Mit der Darstellung der Flüchtlinge in der Scheune beginnt der letzte Abschnitt im Schaffen von Getrud Lerbs. Sie schildet das Flüchtlingsschicksal und die brutalen Zustände im Elend der ersten Nachkriegszeit. Sie schrieb im September 1945: „Jetzt stehen innerlich vor mir die Flüchtlingsströme aus dem Osten, die ich nicht gesehen habe, von deren unendlichem Leid aber der Rundfunk spricht.“

Ihr Ehemann, der zuletzt noch zum Volkssturm eingezogen worden war, konnte sich retten. Mit ihm zusammen begann Lerbs unter den Bedingungen der Wohnungsnot und der schlechten Versorgung in Lüneburg noch einmal ein künstlerisch wirkendes Leben. Allerdings war die fortgeschrittene MS immer wieder ein großes Hemmnis.

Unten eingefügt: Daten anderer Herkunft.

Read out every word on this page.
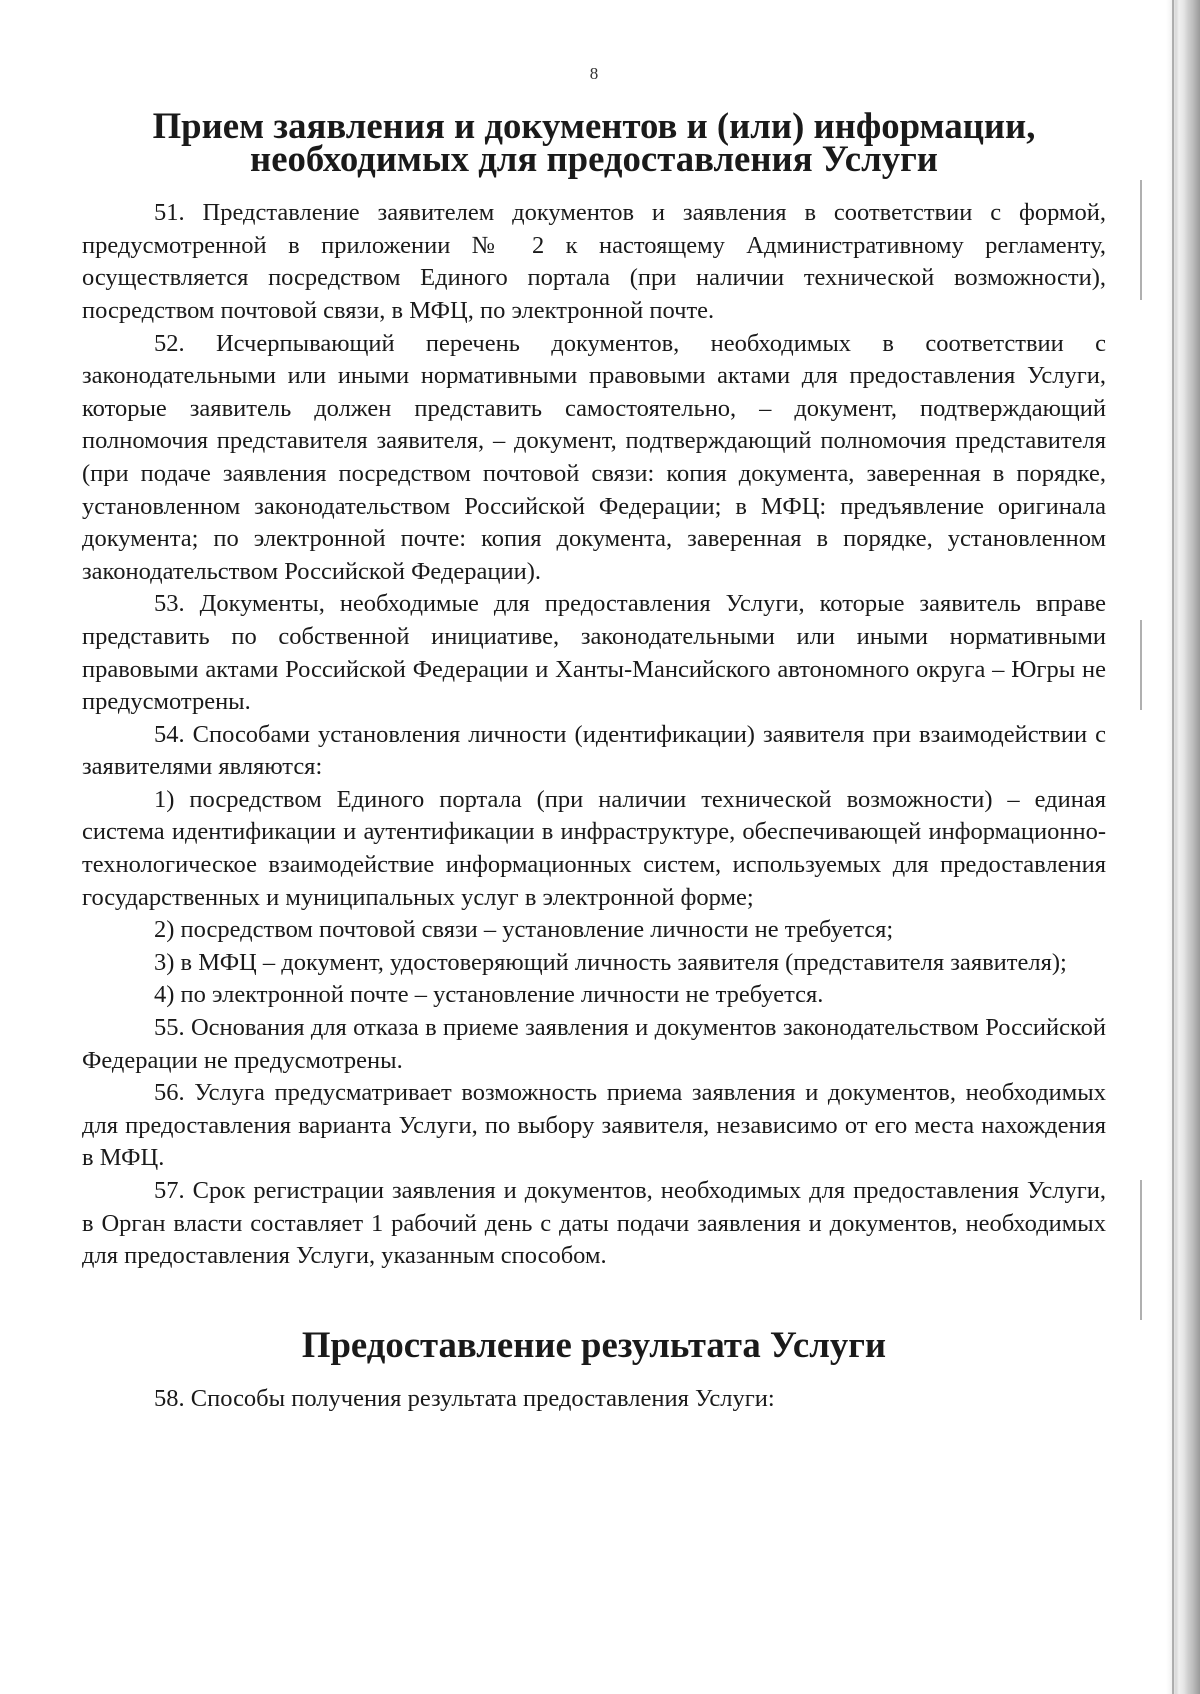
8
Прием заявления и документов и (или) информации, необходимых для предоставления Услуги

51. Представление заявителем документов и заявления в соответствии с формой, предусмотренной в приложении № 2 к настоящему Административному регламенту, осуществляется посредством Единого портала (при наличии технической возможности), посредством почтовой связи, в МФЦ, по электронной почте.

52. Исчерпывающий перечень документов, необходимых в соответствии с законодательными или иными нормативными правовыми актами для предоставления Услуги, которые заявитель должен представить самостоятельно, – документ, подтверждающий полномочия представителя заявителя, – документ, подтверждающий полномочия представителя (при подаче заявления посредством почтовой связи: копия документа, заверенная в порядке, установленном законодательством Российской Федерации; в МФЦ: предъявление оригинала документа; по электронной почте: копия документа, заверенная в порядке, установленном законодательством Российской Федерации).

53. Документы, необходимые для предоставления Услуги, которые заявитель вправе представить по собственной инициативе, законодательными или иными нормативными правовыми актами Российской Федерации и Ханты-Мансийского автономного округа – Югры не предусмотрены.

54. Способами установления личности (идентификации) заявителя при взаимодействии с заявителями являются:

1) посредством Единого портала (при наличии технической возможности) – единая система идентификации и аутентификации в инфраструктуре, обеспечивающей информационно-технологическое взаимодействие информационных систем, используемых для предоставления государственных и муниципальных услуг в электронной форме;

2) посредством почтовой связи – установление личности не требуется;

3) в МФЦ – документ, удостоверяющий личность заявителя (представителя заявителя);

4) по электронной почте – установление личности не требуется.

55. Основания для отказа в приеме заявления и документов законодательством Российской Федерации не предусмотрены.

56. Услуга предусматривает возможность приема заявления и документов, необходимых для предоставления варианта Услуги, по выбору заявителя, независимо от его места нахождения в МФЦ.

57. Срок регистрации заявления и документов, необходимых для предоставления Услуги, в Орган власти составляет 1 рабочий день с даты подачи заявления и документов, необходимых для предоставления Услуги, указанным способом.

Предоставление результата Услуги

58. Способы получения результата предоставления Услуги:
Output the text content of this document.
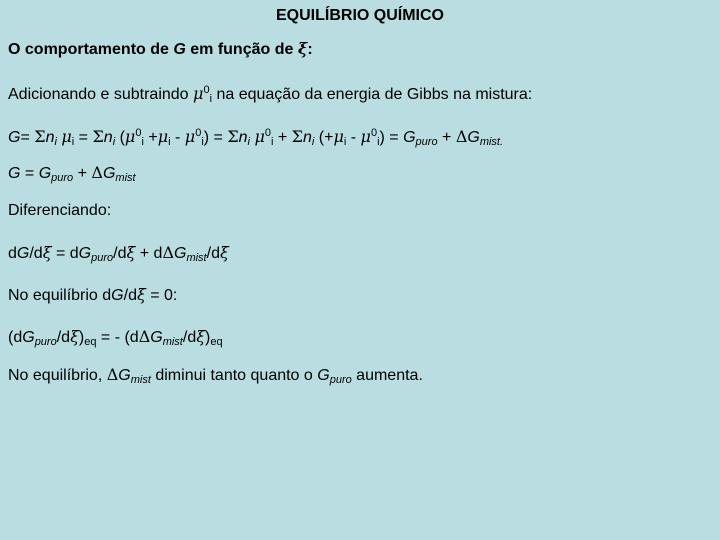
EQUILÍBRIO QUÍMICO
O comportamento de G em função de ξ:
Adicionando e subtraindo $\mu^0_i$ na equação da energia de Gibbs na mistura:
$G= \Sigma n_i$ $\mu_i = \Sigma n_i$ $(\mu^0_i +\mu_i - \mu^0_i) = \Sigma n_i$ $\mu^0_i + \Sigma n_i$ $(+\mu_i - \mu^0_i) = G_{puro} + \Delta G_{mist.}$
$G = G_{puro} + \Delta G_{mist}$
Diferenciando:
$dG/d\xi = dG_{puro}/d\xi + d\Delta G_{mist}/d\xi$
No equilíbrio dG/dξ = 0:
$(dG_{puro}/d\xi)_{eq}$ = - $(d\Delta G_{mist}/d\xi)_{eq}$
No equilíbrio, $\Delta G_{mist}$ diminui tanto quanto o $G_{puro}$ aumenta.
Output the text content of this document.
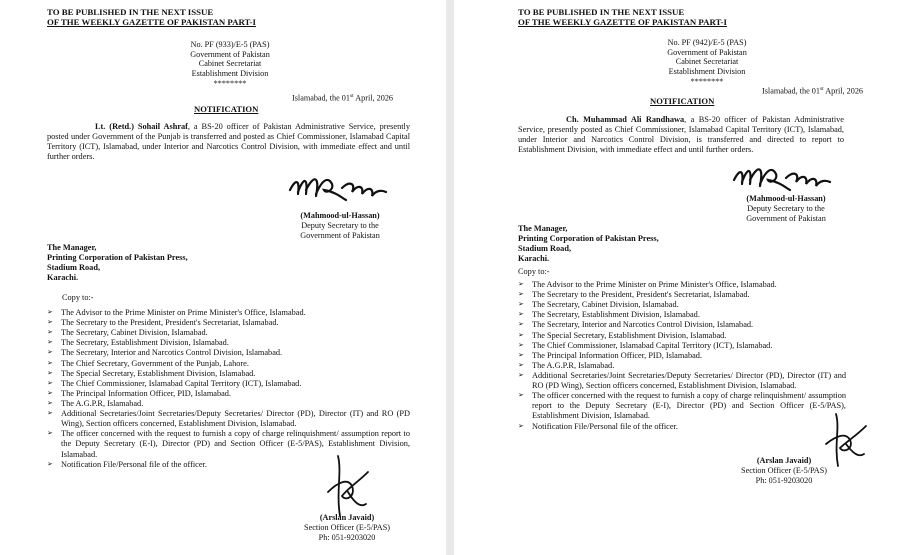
TO BE PUBLISHED IN THE NEXT ISSUE
OF THE WEEKLY GAZETTE OF PAKISTAN PART-I
No. PF (933)/E-5 (PAS)
Government of Pakistan
Cabinet Secretariat
Establishment Division
********
Islamabad, the 01st April, 2026
NOTIFICATION
Lt. (Retd.) Sohail Ashraf, a BS-20 officer of Pakistan Administrative Service, presently posted under Government of the Punjab is transferred and posted as Chief Commissioner, Islamabad Capital Territory (ICT), Islamabad, under Interior and Narcotics Control Division, with immediate effect and until further orders.
(Mahmood-ul-Hassan)
Deputy Secretary to the
Government of Pakistan
The Manager,
Printing Corporation of Pakistan Press,
Stadium Road,
Karachi.
Copy to:-
➢ The Advisor to the Prime Minister on Prime Minister's Office, Islamabad.
➢ The Secretary to the President, President's Secretariat, Islamabad.
➢ The Secretary, Cabinet Division, Islamabad.
➢ The Secretary, Establishment Division, Islamabad.
➢ The Secretary, Interior and Narcotics Control Division, Islamabad.
➢ The Chief Secretary, Government of the Punjab, Lahore.
➢ The Special Secretary, Establishment Division, Islamabad.
➢ The Chief Commissioner, Islamabad Capital Territory (ICT), Islamabad.
➢ The Principal Information Officer, PID, Islamabad.
➢ The A.G.P.R, Islamabad.
➢ Additional Secretaries/Joint Secretaries/Deputy Secretaries/ Director (PD), Director (IT) and RO (PD Wing), Section officers concerned, Establishment Division, Islamabad.
➢ The officer concerned with the request to furnish a copy of charge relinquishment/ assumption report to the Deputy Secretary (E-I), Director (PD) and Section Officer (E-5/PAS), Establishment Division, Islamabad.
➢ Notification File/Personal file of the officer.
(Arslan Javaid)
Section Officer (E-5/PAS)
Ph: 051-9203020
TO BE PUBLISHED IN THE NEXT ISSUE
OF THE WEEKLY GAZETTE OF PAKISTAN PART-I
No. PF (942)/E-5 (PAS)
Government of Pakistan
Cabinet Secretariat
Establishment Division
********
Islamabad, the 01st April, 2026
NOTIFICATION
Ch. Muhammad Ali Randhawa, a BS-20 officer of Pakistan Administrative Service, presently posted as Chief Commissioner, Islamabad Capital Territory (ICT), Islamabad, under Interior and Narcotics Control Division, is transferred and directed to report to Establishment Division, with immediate effect and until further orders.
(Mahmood-ul-Hassan)
Deputy Secretary to the
Government of Pakistan
The Manager,
Printing Corporation of Pakistan Press,
Stadium Road,
Karachi.
Copy to:-
➢ The Advisor to the Prime Minister on Prime Minister's Office, Islamabad.
➢ The Secretary to the President, President's Secretariat, Islamabad.
➢ The Secretary, Cabinet Division, Islamabad.
➢ The Secretary, Establishment Division, Islamabad.
➢ The Secretary, Interior and Narcotics Control Division, Islamabad.
➢ The Special Secretary, Establishment Division, Islamabad.
➢ The Chief Commissioner, Islamabad Capital Territory (ICT), Islamabad.
➢ The Principal Information Officer, PID, Islamabad.
➢ The A.G.P.R, Islamabad.
➢ Additional Secretaries/Joint Secretaries/Deputy Secretaries/ Director (PD), Director (IT) and RO (PD Wing), Section officers concerned, Establishment Division, Islamabad.
➢ The officer concerned with the request to furnish a copy of charge relinquishment/ assumption report to the Deputy Secretary (E-I), Director (PD) and Section Officer (E-5/PAS), Establishment Division, Islamabad.
➢ Notification File/Personal file of the officer.
(Arslan Javaid)
Section Officer (E-5/PAS)
Ph: 051-9203020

Es gelang Lerbs aber wieder, Ausstellungen zu beschicken und publizistische Aufmerksamkeit zu erlangen. Die einzige größere Veröffentlichung über sie, eine Mappe mit 18 Wiedergaben von ihren Lithographien, erschien 1948. Illustrationsaufträge von Zeitungen und Arbeiten für die Hamburger Kunstliebhabervereinigung der „Griffelkunst“ beschäftigten sie und gaben auch wirtschaftliche Unterstützung. Bernecker begann eine private Kunstschule, wie sie sie in Königsberg auch einige Jahre geführt hatten.

Hatte Lerbs 1946 sogar noch einige Kupferstiche neu schaffen können, so machte sich ihre Krankheit später auch in den Händen bemerkbar. Der Krieg hatte ihr nur einige Druckplatten und eine Mappe mit Drucken, die sie auf ihre Flucht aus Königsberg mitgenommen hatte, übriggelassen. Es kam aber wieder ein eindrucksvolles Werk zustande. Mit enormer darstellerischer Kraft drückt sie in einem Kupferstich von 1946 das unendliche Leid einer hinknieenden Mutter aus, die einen Aufschrei gen Himmel sendet und ihre beiden toten kleinen Kinder vor sich fasst, während man im Hintergrund eine flüchtende Menschengruppe mit einem schweren Handkarren sieht.

„Der Weg ist noch nicht zu Ende“ heißt eine 1947 entstandene Lithographie, die einen langen, sich durch eine zerstörte Landschaft schlängelnden Zug von elenden menschlichen Gestalten zeigt. An der Spitze des Zuges hält eine Frau eine andere, strauchelnde an den Händen. Ende der 1950er Jahre musste die Künstlerin ihr Schaffen krankheitsbedingt aufgeben. 1963 wurde sie von der Landsmannschaft Ostpreußen mit dem Kulturpreis geehrt.

Ihre letzten Jahre verbrachte Lerbs, an Händen und Füßen fast gelähmt, in einem Lüneburger Heim. Sie starb am 6. Mai 1968.